Hi, I'm using Bedtools for R (bedr) in Ubuntu and I am trying to merge genomic regions that are within 100 bp of one another. For example, I have a data frame (df) with 3274 obs of 3 variables and the first rows look like:
dfchr | start | end |
---|---|---|
chr1 | 1214882 | 1214884 |
chr1 | 1214942 | 1214944 |
chr1 | 1215030 | 1215032 |
chr1 | 1215036 | 1215038 |
and when I merge using:
> df1 <- bedr.merge.region(df.sorted, distance = 100, number = TRUE, check.zero.based = TRUE, check.chr = TRUE, check.valid = TRUE, check.sort = TRUE)

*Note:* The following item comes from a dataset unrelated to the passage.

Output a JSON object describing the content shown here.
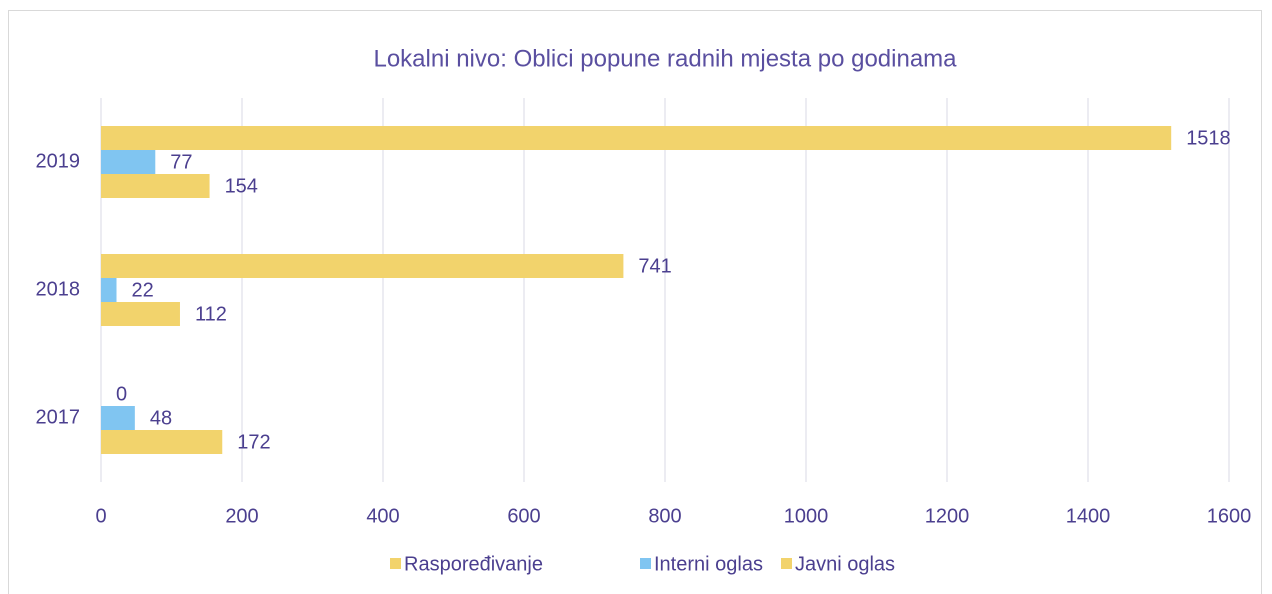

I get the data frame (df1):
df1chr | start | end | V4 |
---|---|---|---|
chr1 | 1214882 | 1215038 | 4 |
My goal is to merge all coordinates that are within 100 bp (distance=100) so from data frame df it should've merged the 2 first rows together and then the 2 last together since there's less than 100 bp between the start of row 1 (on df) and end of row 2 (on df), not the 4 (as if shows in df1), since that gives a distance of 156 bp (1215038 - 1214882 = 156),
Any help as to why the parameter "distance = 100" is not merging only regions within 100 bp and it merges regions at 156 bp? The goal is to be able to design probes for wet lab to capture regions of interest but our probes are limited to 100 bp so I want to see how many probes of 100 bp I would need to build to capture all regions and what would their coordinates be.
Thank you Joana
To clarify, my expected output from the code is (df2)
df2chr | start | end | V4 |
---|---|---|---|
chr1 | 1214882 | 1214944 | 2 |
chr1 | 1215030 | 1215038 | 2 |
If you need to merge one element at a time, you might use a Python or
awk
script to read in one element at a time, storing the first element. Progressively merge when subsequent element's end positions are within X bases of the first element's start position. When that distance test fails, then you print the range of the merged elements, and reset the "first" element. Repeat this test as you iterate through the rest of the elements. This is a fairly basic scripting exercise.Hi Alex,
Thank you for your reply. I figured it could be something simple to write even though my experience in Python or R is very basic. So I figured if this function existed already or there was a parameter for the 'merge' function in Bedtools that I could use for this purpose, I could just plug my data and get the probes for the wet lab portion, and then revisit the issue as a scripting exercise for my Python course ... Thank you!